Ok I see more perspective now. So: Let's say I lived somewhere, and in this place, I behaved a certain way. I was then stigmatized for this behavior and I was forced into behaving a certain way. Then, after leaving this place and entering a new one, the same patterns of behavior I was forced into were still being exhibited by my own habits, even though the conditions for said behavior were no longer directly present. Would my subsequent action of removing these controls within be dehumanizing? Would it be an act of dehumanization to remove myself from the controls of my own perception?
Edit: I was just asked for my opinions of Hubski as a new user, and I hope to answer this person's questions shortly. This topic is exactly where I want to answer all of their questions, and is why I'm asking kleinbl00 these questions
IF: you are human THEN: you are consciously acting in such a way that you are being retaliated against. I'm not big on hypotheticals, particularly vague ones. The world is an empirical place and I believe there is more to learn in discussing "what happened" than "what could happen." I was contributing to a discussion about UI choice. You seem to wish to discuss a Kafka novel.
I am only trying to give an example to better explain my initial question. I'm trying to help you understand the fundamental nature of how I am seeing your appraisal of control in context to humans. I'm coming from a mindset that looks at anything, from an avatar, to a list of things you are "interested in" as nothing more than external objects. I don't see anything humanistic about being forced into controlling your behavior and having freedom taken away from you for not adhering to the person forcing your hand. Unless you believe we are in a constant state of controlling and being controlled. If you don't want something so vague, fine: I was stigmatized in a Greek society at a university, mostly due to my actions and how they generated a lot of attention. I loved shredding on the piano, dancing like no one was watching, goofing around, and asking a lot of questions. Let's just stick to the piano though: I would play the piano. I absolutely love improvising. This would catch the attention of females. Now, I've been playing the piano for nearly all my life, and I do not play the piano fundamentally because I love the attention. When, on a nightly basis, a crowd of women would eventually surround the piano, a few things would happen. One thing led to another and I was cut off. I was turned into an object, as nothing more than a mass manipulator of others. I was marshaled, like a dog, into shutting my soul up. I was punished, I had my freedoms taken away from me. Eventually. I started getting so sick that I was hospitalized in a psychiatric ward and subjected to a cocktail of soul sucking, identity killing drugs. But I'll tell you, it was a lot easier to accept the world as black and white on anti-psychotics, anti-depressants, and amphetamine salts.
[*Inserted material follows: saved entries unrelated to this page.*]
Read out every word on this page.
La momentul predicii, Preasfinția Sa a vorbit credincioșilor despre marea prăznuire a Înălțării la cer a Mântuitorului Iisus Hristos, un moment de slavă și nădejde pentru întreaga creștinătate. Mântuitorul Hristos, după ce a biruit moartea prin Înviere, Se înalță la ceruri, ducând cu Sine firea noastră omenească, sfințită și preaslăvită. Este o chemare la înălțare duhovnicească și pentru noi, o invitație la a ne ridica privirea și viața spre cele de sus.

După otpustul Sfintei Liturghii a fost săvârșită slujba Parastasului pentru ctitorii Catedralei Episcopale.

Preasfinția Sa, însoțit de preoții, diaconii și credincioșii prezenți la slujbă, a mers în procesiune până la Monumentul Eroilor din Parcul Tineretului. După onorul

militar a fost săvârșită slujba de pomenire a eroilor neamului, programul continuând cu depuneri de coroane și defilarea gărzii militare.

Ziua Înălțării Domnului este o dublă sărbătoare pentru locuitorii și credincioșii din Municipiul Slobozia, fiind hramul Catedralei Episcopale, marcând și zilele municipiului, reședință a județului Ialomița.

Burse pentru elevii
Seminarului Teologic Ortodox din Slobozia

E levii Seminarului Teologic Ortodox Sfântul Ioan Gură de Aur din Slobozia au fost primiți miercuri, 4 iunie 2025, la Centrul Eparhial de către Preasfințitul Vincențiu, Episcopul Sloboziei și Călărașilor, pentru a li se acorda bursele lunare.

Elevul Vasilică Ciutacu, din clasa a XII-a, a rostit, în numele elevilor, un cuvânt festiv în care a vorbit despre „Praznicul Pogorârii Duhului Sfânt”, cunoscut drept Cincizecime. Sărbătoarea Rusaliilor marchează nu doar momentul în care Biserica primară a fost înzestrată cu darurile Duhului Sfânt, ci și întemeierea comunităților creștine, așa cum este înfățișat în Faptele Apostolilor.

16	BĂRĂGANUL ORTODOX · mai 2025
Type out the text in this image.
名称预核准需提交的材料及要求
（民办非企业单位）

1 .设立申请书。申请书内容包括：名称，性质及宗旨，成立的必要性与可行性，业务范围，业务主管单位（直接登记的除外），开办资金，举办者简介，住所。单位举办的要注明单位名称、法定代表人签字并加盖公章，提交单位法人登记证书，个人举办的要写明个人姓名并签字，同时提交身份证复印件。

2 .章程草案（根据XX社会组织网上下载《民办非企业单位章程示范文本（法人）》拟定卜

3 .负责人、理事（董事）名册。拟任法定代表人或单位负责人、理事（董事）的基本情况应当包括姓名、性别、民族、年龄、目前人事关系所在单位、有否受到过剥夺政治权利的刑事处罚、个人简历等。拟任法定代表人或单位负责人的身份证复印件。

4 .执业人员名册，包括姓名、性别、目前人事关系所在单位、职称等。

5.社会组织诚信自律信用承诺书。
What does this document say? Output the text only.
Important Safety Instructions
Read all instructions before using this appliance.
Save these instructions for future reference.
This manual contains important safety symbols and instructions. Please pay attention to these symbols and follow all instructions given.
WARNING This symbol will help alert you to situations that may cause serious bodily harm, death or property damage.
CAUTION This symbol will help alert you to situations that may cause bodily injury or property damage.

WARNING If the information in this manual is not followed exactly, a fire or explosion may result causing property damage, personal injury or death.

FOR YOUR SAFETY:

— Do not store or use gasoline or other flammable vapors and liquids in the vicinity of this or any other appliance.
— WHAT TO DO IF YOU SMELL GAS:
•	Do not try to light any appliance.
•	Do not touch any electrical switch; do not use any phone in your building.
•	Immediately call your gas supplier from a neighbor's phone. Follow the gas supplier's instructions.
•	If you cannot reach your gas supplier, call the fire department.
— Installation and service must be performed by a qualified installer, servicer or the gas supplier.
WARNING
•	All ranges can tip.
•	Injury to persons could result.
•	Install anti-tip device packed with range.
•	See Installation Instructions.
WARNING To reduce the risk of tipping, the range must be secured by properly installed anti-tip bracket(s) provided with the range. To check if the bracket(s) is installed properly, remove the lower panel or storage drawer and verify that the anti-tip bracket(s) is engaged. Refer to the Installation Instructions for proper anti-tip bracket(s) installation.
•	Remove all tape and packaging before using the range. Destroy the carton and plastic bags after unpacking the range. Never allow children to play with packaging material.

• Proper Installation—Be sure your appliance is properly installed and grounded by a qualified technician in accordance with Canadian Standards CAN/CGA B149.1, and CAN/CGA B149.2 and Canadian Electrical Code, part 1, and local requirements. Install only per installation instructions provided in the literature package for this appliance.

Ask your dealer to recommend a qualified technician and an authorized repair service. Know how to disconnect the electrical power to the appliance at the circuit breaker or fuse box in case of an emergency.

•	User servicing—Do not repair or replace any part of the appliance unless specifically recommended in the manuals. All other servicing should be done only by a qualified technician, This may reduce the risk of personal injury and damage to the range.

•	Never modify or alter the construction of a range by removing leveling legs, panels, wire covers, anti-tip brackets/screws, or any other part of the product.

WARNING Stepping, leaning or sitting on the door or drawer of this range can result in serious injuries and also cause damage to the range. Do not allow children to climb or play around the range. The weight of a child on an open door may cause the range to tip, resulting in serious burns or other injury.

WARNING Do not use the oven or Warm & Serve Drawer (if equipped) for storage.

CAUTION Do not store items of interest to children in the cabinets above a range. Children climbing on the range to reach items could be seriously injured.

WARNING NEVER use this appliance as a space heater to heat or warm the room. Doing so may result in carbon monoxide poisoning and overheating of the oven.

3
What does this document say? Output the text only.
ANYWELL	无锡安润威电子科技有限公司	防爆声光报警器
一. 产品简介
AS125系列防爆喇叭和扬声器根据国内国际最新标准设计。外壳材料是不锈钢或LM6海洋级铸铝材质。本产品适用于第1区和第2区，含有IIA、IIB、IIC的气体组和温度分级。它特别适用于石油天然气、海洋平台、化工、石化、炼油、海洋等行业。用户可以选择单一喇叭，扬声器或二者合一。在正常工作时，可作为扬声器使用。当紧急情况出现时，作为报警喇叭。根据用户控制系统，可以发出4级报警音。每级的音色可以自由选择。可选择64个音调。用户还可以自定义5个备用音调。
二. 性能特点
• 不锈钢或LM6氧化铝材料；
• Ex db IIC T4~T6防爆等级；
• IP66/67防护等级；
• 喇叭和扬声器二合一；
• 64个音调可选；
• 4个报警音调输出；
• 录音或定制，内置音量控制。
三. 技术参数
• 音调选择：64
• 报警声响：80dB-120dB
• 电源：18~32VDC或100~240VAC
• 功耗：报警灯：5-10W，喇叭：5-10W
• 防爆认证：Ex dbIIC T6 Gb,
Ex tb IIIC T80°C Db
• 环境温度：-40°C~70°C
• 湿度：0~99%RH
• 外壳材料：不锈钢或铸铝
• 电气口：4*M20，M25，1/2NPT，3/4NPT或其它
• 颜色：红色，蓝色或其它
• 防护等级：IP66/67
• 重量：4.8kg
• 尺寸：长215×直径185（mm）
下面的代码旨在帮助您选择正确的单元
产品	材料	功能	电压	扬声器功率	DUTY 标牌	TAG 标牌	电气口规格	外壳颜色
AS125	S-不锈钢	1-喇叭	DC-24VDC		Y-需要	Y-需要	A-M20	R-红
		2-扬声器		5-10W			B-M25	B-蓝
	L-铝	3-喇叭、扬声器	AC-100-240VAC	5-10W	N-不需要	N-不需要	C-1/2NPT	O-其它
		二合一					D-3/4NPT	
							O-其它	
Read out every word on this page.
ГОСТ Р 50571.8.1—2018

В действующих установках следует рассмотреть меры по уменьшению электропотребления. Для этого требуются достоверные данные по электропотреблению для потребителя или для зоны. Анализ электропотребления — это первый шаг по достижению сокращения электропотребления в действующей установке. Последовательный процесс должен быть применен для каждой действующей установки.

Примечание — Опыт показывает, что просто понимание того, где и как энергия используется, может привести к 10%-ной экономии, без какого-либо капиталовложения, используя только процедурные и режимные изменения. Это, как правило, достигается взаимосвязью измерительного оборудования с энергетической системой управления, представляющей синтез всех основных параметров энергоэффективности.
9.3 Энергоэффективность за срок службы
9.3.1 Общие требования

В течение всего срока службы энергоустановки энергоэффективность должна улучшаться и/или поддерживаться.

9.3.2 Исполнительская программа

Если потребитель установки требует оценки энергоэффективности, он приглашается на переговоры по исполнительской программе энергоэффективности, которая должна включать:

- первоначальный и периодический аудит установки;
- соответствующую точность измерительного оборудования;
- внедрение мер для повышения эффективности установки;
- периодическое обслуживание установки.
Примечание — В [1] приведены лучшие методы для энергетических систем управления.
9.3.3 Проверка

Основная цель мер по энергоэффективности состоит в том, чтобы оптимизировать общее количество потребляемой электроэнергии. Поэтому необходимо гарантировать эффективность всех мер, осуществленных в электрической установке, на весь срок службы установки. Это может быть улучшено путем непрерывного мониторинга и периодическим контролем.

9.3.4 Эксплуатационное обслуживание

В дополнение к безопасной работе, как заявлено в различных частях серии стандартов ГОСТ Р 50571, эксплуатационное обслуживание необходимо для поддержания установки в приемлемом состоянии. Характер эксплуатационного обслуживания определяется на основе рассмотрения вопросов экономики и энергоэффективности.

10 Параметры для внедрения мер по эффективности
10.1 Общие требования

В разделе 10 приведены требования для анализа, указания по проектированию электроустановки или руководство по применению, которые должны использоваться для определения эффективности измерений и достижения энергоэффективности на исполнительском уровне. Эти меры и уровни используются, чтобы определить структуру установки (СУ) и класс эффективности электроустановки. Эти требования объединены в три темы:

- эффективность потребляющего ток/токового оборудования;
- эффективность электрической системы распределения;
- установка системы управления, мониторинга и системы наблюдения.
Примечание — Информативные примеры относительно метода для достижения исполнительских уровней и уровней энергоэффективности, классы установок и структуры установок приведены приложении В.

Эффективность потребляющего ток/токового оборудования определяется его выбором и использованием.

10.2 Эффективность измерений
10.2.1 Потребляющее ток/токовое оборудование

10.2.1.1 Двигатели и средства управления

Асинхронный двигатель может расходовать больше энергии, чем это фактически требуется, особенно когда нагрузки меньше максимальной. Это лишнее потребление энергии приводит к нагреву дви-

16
Now I am back in the environment I came from, afraid to walk out the front door half of the time. I have been utterly shredded by the controls within my own mind, both fabricated, and cultivated out of my own psyche. So, would it be dehumanizing for me to remove the externalities which are controlling my own mind, specifically the ones that are controlling the way I perceive things. In this case, like someone's avatar, or what they are "interested" in?
Wow! Look at that! Give a man something concrete to discuss and all of a sudden the sentences flow like water from a mountain spring! So: 1) You love playing the piano. 2) Women love you loving playing the piano. 3) Complications ensued Here's what followed: - "I was turned into an object" - "I was marshaled like a dog" - "Into shutting my soul up" - "I had my freedoms taken away from me" Your words, not mine. Do those strike you as phrases describing the dehumanizing effect of rescinded control? thing is, I read the second, third and fourth paragraphs and we're talking about something real. I get to Are we conflating antipsychotics with internet avatars? Because I fail to find the parallel.So, would it be dehumanizing for me to remove the externalities which are controlling my own mind, specifically the ones that are controlling the way I perceive things. In this case, like someone's avatar, or what they are "interested" in?
Furthermore, do you not see the merits of discussing UI choice by discussing choice in and of itself? Or the fundamental qualities of human behavior? Although I don't have the depth of experience in non-physical social constructs, I do have experience in social behavior. This topic is asking about humanizing Hubski, and I am trying to understand what is and isn't humanizing by your understanding.